Muertos de iras

Es un decir. Aún cuando seguimos chapoteando cenagal. Refleja, en cambio, un estado de ánimo común entre los que no nos conformamos con lo que sucede a diario, con lo que inexorablemente se acumula y nos roba lo más precioso que nos queda: la esperanza. Tal vez la solución sería un tsunami de proporciones planetarias. Un tsunami que barra con Guayaquil, solamente, no haría desaparecer la descomposición en Quito y, a la inversa, un terremoto o erupción del Cotopaxi o del Pichincha con víctima Quito posiblemente reforzaría los desafueros en Guayaquil.

Verdad, el pueblo, relativamente más solidario, ha reaccionado generosamente ante la tragedia del Tungurahua. Pero la inconsistencia y ambigüedad de las reacciones oficiales son desesperantes, y, sin embargo, todos señalan que hubo seis años de advertencia para prepararse y se constata que esa preparación fue mínima o que la burocracia y los celos interinstitucionales se tragaron, devoraron o escondieron los planes que hayan podido ser elaborados, a pesar de la politización de funcionarios que debieron, ante la magnitud del problema, olvidar sus credos políticos momentáneos. Por otro lado suena muy cansado eso de decir que no sabemos elegir, que hay que robustecer la democracia, que la estamos debilitando. Aclarando la última aseveración: se debilita algo que para comenzar ya era fuerte.
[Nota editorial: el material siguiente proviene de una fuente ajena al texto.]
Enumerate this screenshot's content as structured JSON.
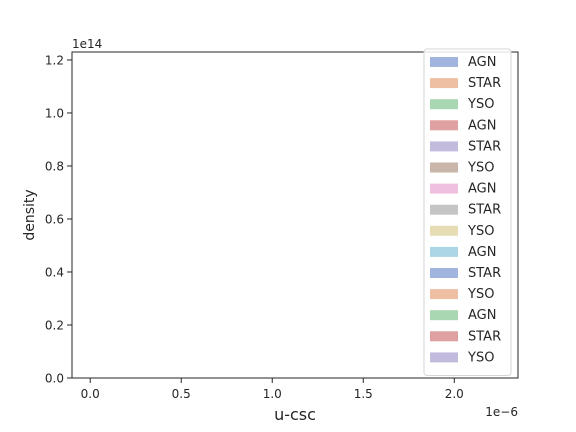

¿Alguna vez, desde el fin del coloniaje español, hemos sido democráticamente fuertes? Un paréntesis incompleto con Alfaro, el resto en manos de los supuestos herederos del autoritarismo español y luego de los afanosos sirvientes de poderes extranjeros y particulares. Cogieron el putrefacto cadáver del poder colonial y lo cubrieron con los ropajes de la democracia que si bien tapaban la podredumbre y la gusanera no logran detener los miasmas corruptores y contaminantes que nos asfixian día tras día. Las vergüenzas que ocupan altas dignidades, especialmente en la justicia y el Congreso, pretenden pontificar que no hay crimen si la ley no lo menciona -se refieren a las leyes escritas por partes interesadas en el proceso de dominación y de saqueo nacional-.

Reconozcamos: el crimen está sancionado, inicialmente, por la ley natural. ¿El asesinato, necesita de una ley preparada por ignaros o representantes de los mismos grupos malhechores? Después de miles de años de castigarse los atentados al pudor -bajo otros nombres, tal vez- nuestro Congreso, en vez de robustecer y aclarar las leyes, hace desaparecer el texto existente y despenaliza el atentado. Un alto cargo de Justicia, en la práctica, salta como liebre y echa un velo de dudas sobre la legitimidad de perseguir el narcolavado y la venta de naturalizaciones -iniciadas con Sixto, recuerden-.